Meeting new people in an informal setting, say, a pub dinner presents many pitfalls. Be sure to be conscious of these things.
- Don’t just talk about yourself. We all love to talk about ourselves, but like chocolate, moderation is the key. If you start to feel like you’ve done nothing but talk, step back. Ask them something about themselves.
- Watch for subtle social queues. If your company is boring or unappealing to others, chances are they will be too polite to tell you upfront. If you’re telling a story, and your recipient isn’t making eye contact with you, they’re not interested. If you’re suddenly interrupted, and afterwards they don’t say something like, “You were saying…?”, they’re clearly not interested. Do not continue with the story.
- Try not to stand out in a negative way. Observe the situation and adapt to it. If everyone else is eating finger food and garlic bread, don’t go ordering the big spaghetti plate which will be messy and awkward to eat. If everyone else is having one or two glasses of bubbly, don’t be the one that skulls ten and makes a fool of themselves.
- Do not discuss politics or religion. These are extremely sensitive topics which can destroy friendships before they even begin. Even if there is a window there and the topic comes up, stay neutral and try to be respectful of what other people say, even if you don’t agree with them.

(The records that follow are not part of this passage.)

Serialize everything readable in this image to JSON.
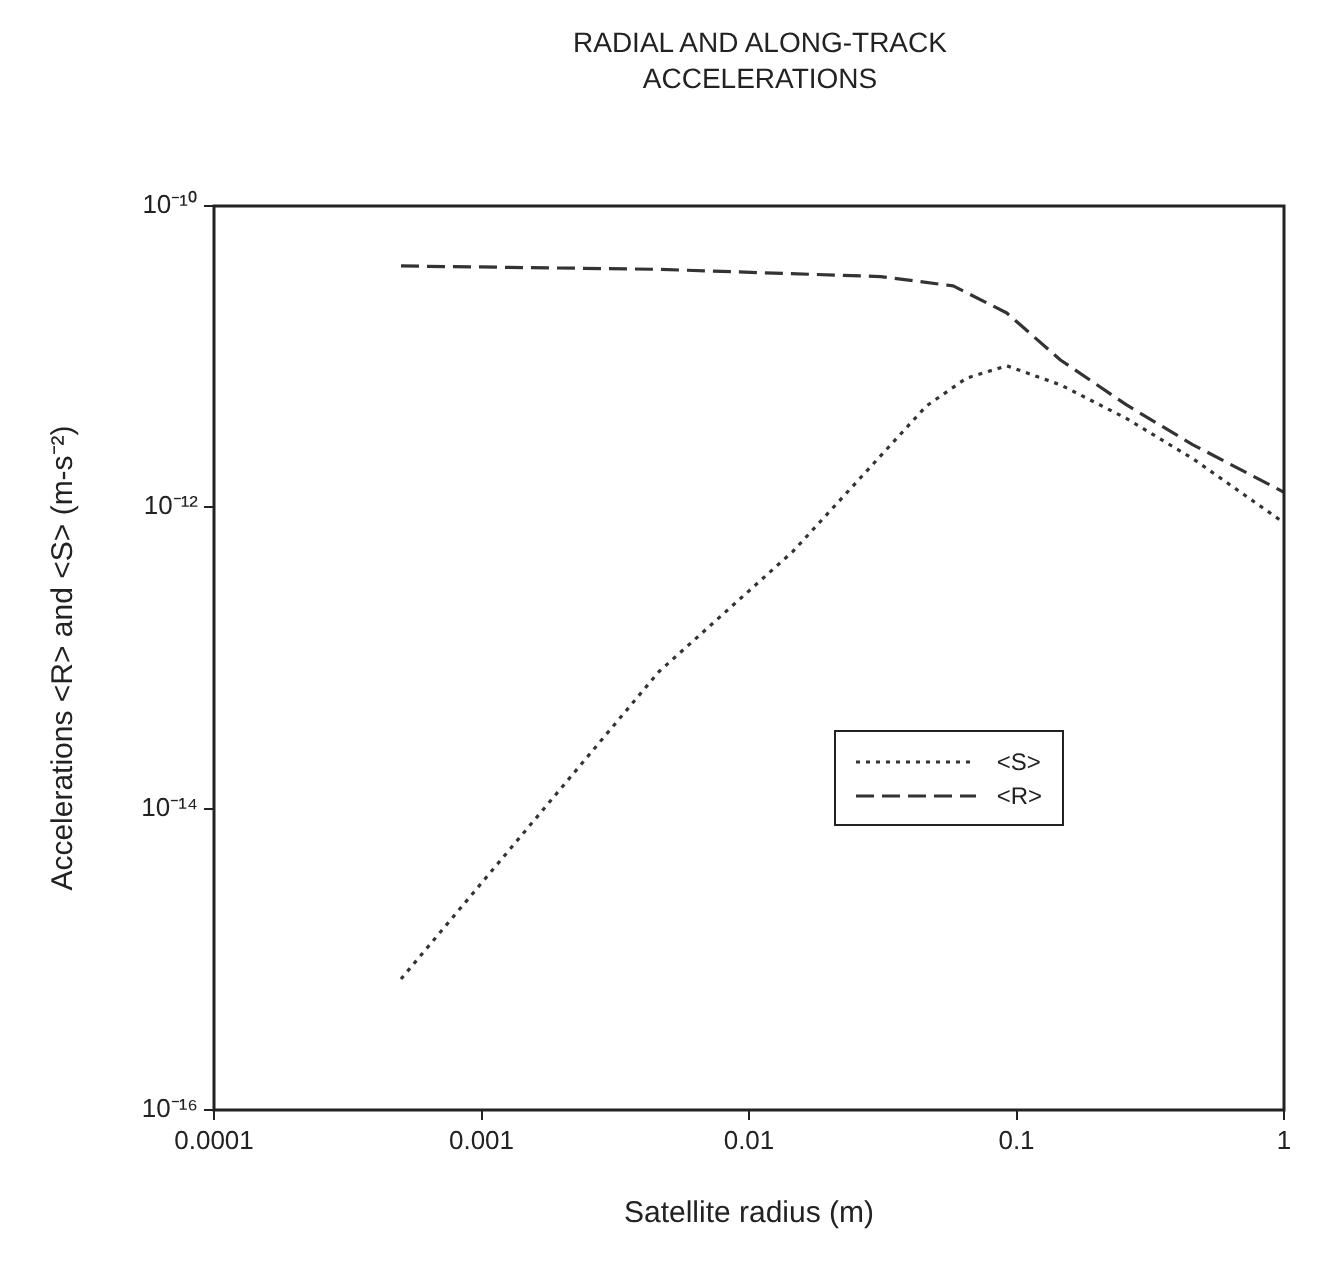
{
  "chart_data": {
    "type": "line",
    "title": "RADIAL AND ALONG-TRACK ACCELERATIONS",
    "xlabel": "Satellite radius  (m)",
    "ylabel": "Accelerations <R> and <S> (m-s⁻²)",
    "log": "xy",
    "grid": false,
    "legend": "right",
    "marker": "none",
    "xlim": [
      0.0001,
      1
    ],
    "xticks": [
      0.0001,
      0.001,
      0.01,
      0.1,
      1
    ],
    "ylim": [
      1e-16,
      1e-10
    ],
    "yticks": [
      {
        "value": 1e-16,
        "label": "10⁻¹⁶"
      },
      {
        "value": 1e-14,
        "label": "10⁻¹⁴"
      },
      {
        "value": 1e-12,
        "label": "10⁻¹²"
      },
      {
        "value": 1e-10,
        "label": "10⁻¹⁰"
      }
    ],
    "series": [
      {
        "name": "<S>",
        "color": "#333333",
        "line_style": "dotted",
        "x": [
          0.0005,
          0.0046,
          0.0146,
          0.046,
          0.065,
          0.092,
          0.146,
          0.257,
          0.457,
          1
        ],
        "values": [
          7.4e-16,
          8.1e-14,
          5.1e-13,
          4.7e-12,
          7.2e-12,
          8.7e-12,
          6.5e-12,
          3.9e-12,
          2.1e-12,
          7.9e-13
        ]
      },
      {
        "name": "<R>",
        "color": "#333333",
        "line_style": "dashed",
        "x": [
          0.0005,
          0.0046,
          0.031,
          0.058,
          0.092,
          0.146,
          0.257,
          0.457,
          1
        ],
        "values": [
          4e-11,
          3.8e-11,
          3.4e-11,
          2.95e-11,
          1.95e-11,
          9.5e-12,
          4.8e-12,
          2.6e-12,
          1.26e-12
        ]
      }
    ]
  }
}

Meeting new people is something we all need to learn to do, whether it is making new friends, meeting our in-laws or the more daunting meetings like job interviews. Social media has definitely deprived the next generation of some social skills necessary to flourish in life, but with these tips, making new friends and talking to strangers should be a little easier.
Happy socialising,
xoxo Brett
Well put Brett, I do hope these tips will help a lot of people, because it’s very satisfying to meet someone new and go home knowing lots about them. We can learn so much from listening to others, as well as feel good if someone else has listened to us. We all need a shoulder to vent on occasionally, as long as you reciprocate!